Pastor Thompson was criticized in the Columbian newspaper in Vancouver for anti-LGBTQ comments after the Club Q shooting in Colorado Springs in 2022.

Hate crimes occur when someone causes physical injury to someone, damages property or makes threats that cause a person or group to fear for their safety or property based on their race, color, faith, nationality, gender sexual orientation, disability or other identities.

Deciding when something is a “hate crime” can be difficult, Humphreys said.

“If they named somebody, then that crosses over to a true threat to somebody,” Humphreys said. “It’s shocking to everybody because the words are so hateful, but it doesn’t mean they’re necessarily criminal words.”

This difference is central to our First Amendment rights, said Gonzaga professor Kristine Hoover, former leader of the university’s Center for Hate Studies.

“The struggle of silencing anyone’s voice is a problem,” she said. “At the same time, there are also consequences for the speech we choose to use. In my opinion, this is the work we are called to do as engaged citizens in our community. We cannot turn a blind eye to this.”

Veradale United Church of Christ Rev. Gen Heywood, who co-authored the letter condemning Graber, said that she and other religious leaders stand with the parents of transgender children, some of whom attend her church.

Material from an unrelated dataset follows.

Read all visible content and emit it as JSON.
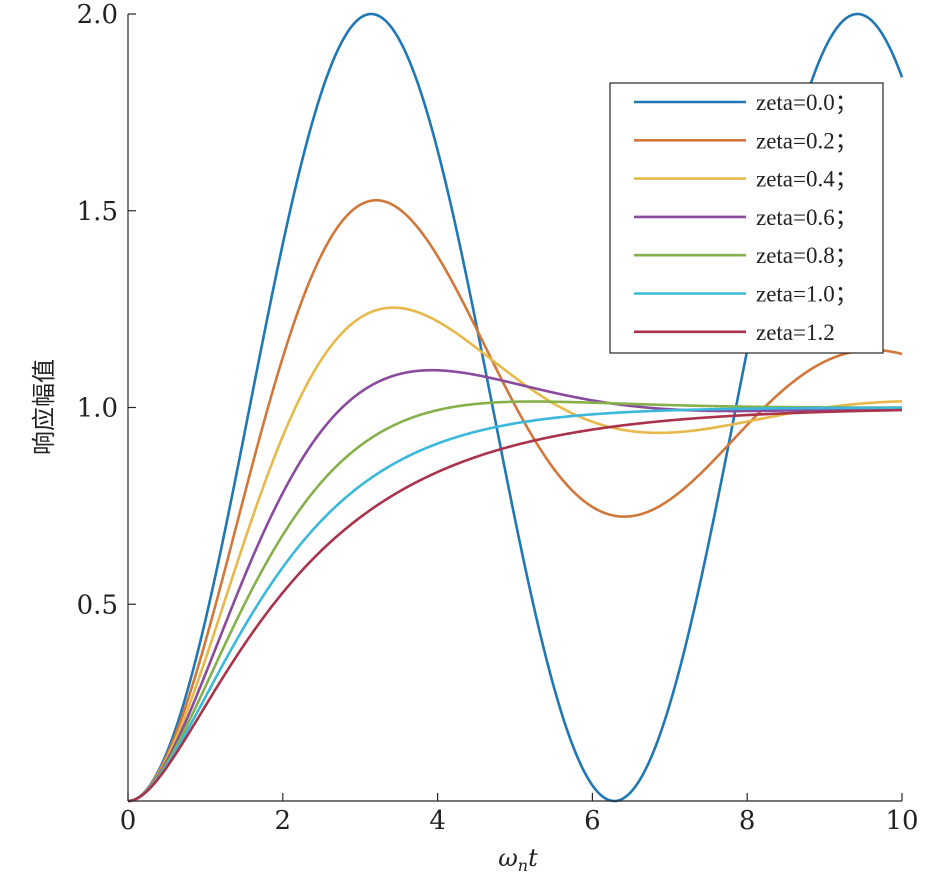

While Graber may not be suspected of a criminal act, Heywood sees his language as “connected to the continuing rise of violence, or suggested violence,” against the LGBTQ community.

“Further, as people of many faiths and organizations of conscience, we ask every citizen to step back from any ideology that uses violence and intimidation, and to prayerfully consider what constitutes responsible public speech,” Heywood and her co-authors wrote.